Minister Keeto tumbled over an armchair in her attempt to back away from Klik. She raised her hands in front of her face.
“You can hurt me all you like,” she said, “but I still won’t tell you anything.”
“Funny,” said Klik, her mouth twisting into a snarl. “Because if you don’t start talking soon, I’m gonna want to hurt you plenty.”
21
Cut Off the Head
The private schooner – sleek, silver and approximately thirty-five feet in length – dived through Kapamentis’ thick, black storm clouds like a falcon after a dormouse. It weaved through streams of slower traffic and came to a hovering stop directly behind the Ministerium of Cultured Planets’ pyramid-shaped headquarters.
Nobody saw three black-clad mercenaries drop half a dozen metres into the deserted courtyard below. No sooner had their armoured boots touched the concrete than the schooner rose back up into the night sky, seamlessly integrating itself with the hund
reds of other speeders and cruisers.
The mercenaries checked their perimeter with their rifles raised and then, cast in brief silhouette by the changing billboards above, sprinted to the base of the pyramid.
A lone metal door stood in their way. There was no lock or handle, only a small keyless pad to one side. The leader of the three masked operatives – the one who had spoken to Minister Keeto in an arrogant, gravelly drawl only twenty minutes earlier – nodded to one of his associates. She took her left hand off the undercarriage of her battle rifle and deftly retrieved a keycard from her breast pocket. Her movement was so quick it almost looked like sleight-of-hand.
She tapped the card against the security pad. For a second, nothing happened… and then the door silently slid open.
The three mercenaries slipped inside without a word. The door shut behind them, banishing the roar of the storm.
Only Brutalist architecture welcomed them – the blocky grey corridor was otherwise deserted. No guards. No automated weapon systems. Probably not even CCTV. The operatives had expected as much. Though there was no such thing as a regular shift routine at the Ministry, only the seven Grand Ministers and their personal staff were expected to be inside the Ministerium chamber. And the rear entrance was used primarily for deliveries, none of which were scheduled for another few hours at least.

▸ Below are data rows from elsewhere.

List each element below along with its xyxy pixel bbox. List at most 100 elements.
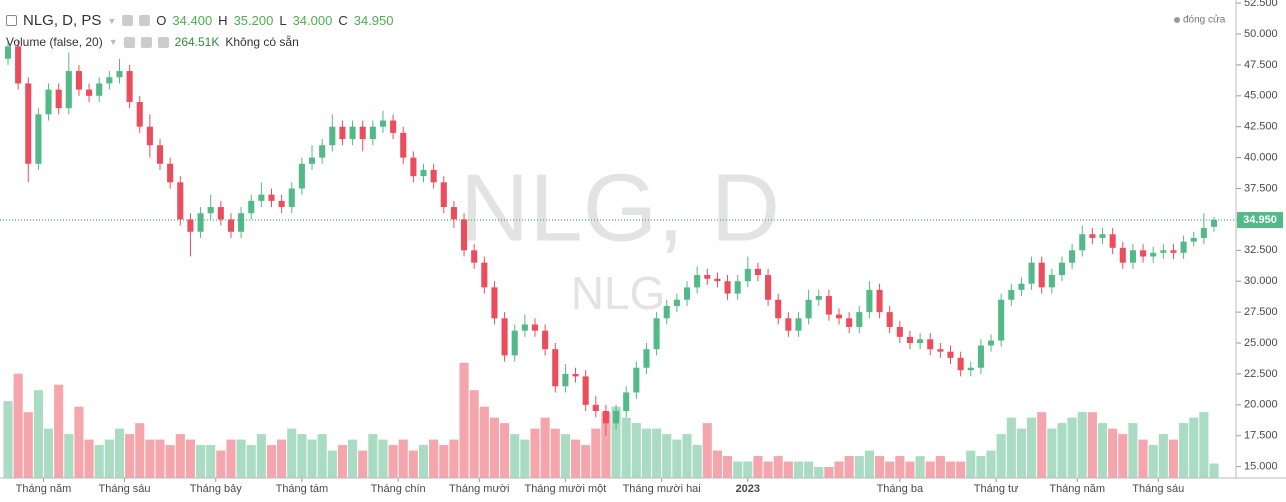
volume-bar — [945, 461, 956, 478]
candle-body — [937, 349, 944, 352]
candle-body — [633, 367, 640, 393]
candle-body — [298, 163, 305, 189]
candle-body — [1028, 262, 1035, 284]
candle-body — [217, 207, 224, 220]
volume-bar — [814, 467, 824, 478]
candle-body — [623, 392, 630, 412]
candle-body — [815, 296, 822, 300]
volume-bar — [1209, 463, 1219, 478]
volume-bar — [560, 434, 570, 478]
x-tick-label: Tháng mười hai — [623, 483, 701, 495]
ohlc-label: L — [279, 13, 287, 28]
settings-icon[interactable] — [123, 36, 135, 48]
candle-body — [379, 120, 387, 127]
volume-bar — [1057, 423, 1067, 478]
settings-icon[interactable] — [139, 15, 151, 26]
x-tick-label: Tháng mười một — [524, 483, 606, 495]
volume-bar — [783, 461, 793, 478]
volume-bar — [74, 406, 84, 478]
ohlc-label: H — [218, 13, 228, 28]
candle-body — [106, 77, 113, 84]
y-tick-label: 50.000 — [1244, 28, 1278, 40]
y-tick-label: 42.500 — [1244, 121, 1278, 133]
collapse-icon[interactable] — [6, 15, 17, 26]
volume-bar — [682, 434, 692, 478]
candle-body — [1058, 262, 1066, 276]
settings-icon[interactable] — [122, 15, 134, 26]
volume-bar — [591, 428, 601, 478]
volume-bar — [216, 450, 226, 478]
candle-body — [288, 188, 295, 208]
watermark-sub: NLG — [571, 267, 666, 319]
candle-body — [359, 126, 366, 140]
candle-body — [349, 126, 356, 140]
candle-body — [947, 351, 954, 358]
candle-body — [531, 324, 539, 331]
settings-icon[interactable] — [140, 36, 152, 48]
volume-bar — [429, 439, 439, 478]
volume-bar — [540, 417, 550, 478]
candle-body — [319, 145, 326, 158]
volume-bar — [1037, 412, 1047, 478]
caret[interactable]: ▼ — [107, 15, 117, 26]
candle-body — [156, 145, 164, 164]
volume-bar — [1006, 417, 1016, 478]
candle-body — [795, 318, 802, 331]
volume-bar — [834, 461, 844, 478]
volume-bar — [13, 373, 23, 478]
volume-bar — [226, 439, 236, 478]
volume-bar — [125, 434, 135, 478]
candle-body — [866, 289, 873, 313]
volume-bar — [449, 439, 459, 478]
volume-bar — [297, 434, 307, 478]
volume-bar — [915, 456, 925, 478]
close-icon[interactable] — [157, 36, 169, 48]
candle-body — [227, 219, 234, 232]
volume-bar — [469, 390, 479, 478]
volume-bar — [976, 456, 986, 478]
candle-body — [1170, 250, 1177, 253]
volume-bar — [256, 434, 266, 478]
candle-body — [177, 182, 184, 220]
candle-body — [734, 281, 741, 294]
candle-body — [998, 299, 1005, 341]
volume-bar — [550, 428, 560, 478]
candle-body — [785, 318, 792, 331]
candle-body — [805, 299, 812, 319]
volume-bar — [23, 412, 33, 478]
volume-bar — [185, 439, 195, 478]
x-tick-label: Tháng năm — [1049, 483, 1105, 495]
candle-body — [1160, 250, 1167, 253]
candle-body — [663, 305, 670, 319]
candle-body — [653, 318, 660, 350]
candle-body — [339, 126, 346, 140]
volume-bar — [135, 423, 145, 478]
candle-body — [1140, 250, 1147, 257]
volume-bar — [54, 384, 64, 478]
volume-bar — [763, 461, 773, 478]
volume-bar — [712, 450, 722, 478]
candle-body — [96, 83, 103, 96]
volume-bar — [773, 456, 783, 478]
x-tick-label: Tháng sáu — [1132, 483, 1184, 495]
volume-bar — [722, 456, 733, 478]
volume-bar — [33, 390, 43, 478]
candle-body — [744, 268, 751, 282]
y-tick-label: 20.000 — [1244, 399, 1278, 411]
candle-body — [724, 281, 731, 294]
volume-bar — [307, 439, 317, 478]
volume-bar — [1077, 412, 1087, 478]
watermark: NLG, D — [460, 154, 780, 261]
volume-bar — [277, 439, 287, 478]
volume-bar — [631, 423, 641, 478]
volume-bar — [206, 445, 216, 478]
candle-body — [238, 213, 245, 232]
caret[interactable]: ▼ — [108, 37, 118, 47]
legend-note: đóng cửa — [1183, 14, 1226, 26]
y-tick-label: 45.000 — [1244, 90, 1278, 102]
x-tick-label: Tháng tư — [974, 483, 1019, 495]
candle-body — [146, 126, 153, 146]
volume-bar — [601, 412, 611, 478]
x-tick-label: Tháng bảy — [190, 483, 242, 495]
volume-bar — [743, 461, 753, 478]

Still. If they happened to run into some pencil pusher wandering the brightly lit halls, it would hardly be the worst threat the mercenaries had ever faced. They had plenty of ammo to spare.
The third member of their group tapped the data sleeve on his arm and brought up a holographic map of the building’s interior. As with the cloned keycard, Keeto had provided the blueprints. Without it they would have been utterly lost. With it, only marginally less so – the monolithic corridors seemed to shift and merge like an Escher painting.
The mercenary consulted the map and then swiped it away. He made a complicated series of directional gestures to indicate a proposed path towards the chamber. The senior operative nodded his approval. They proceeded with their rifles raised, checking corners, gloved fingers hovering millimetres from their hair-triggers.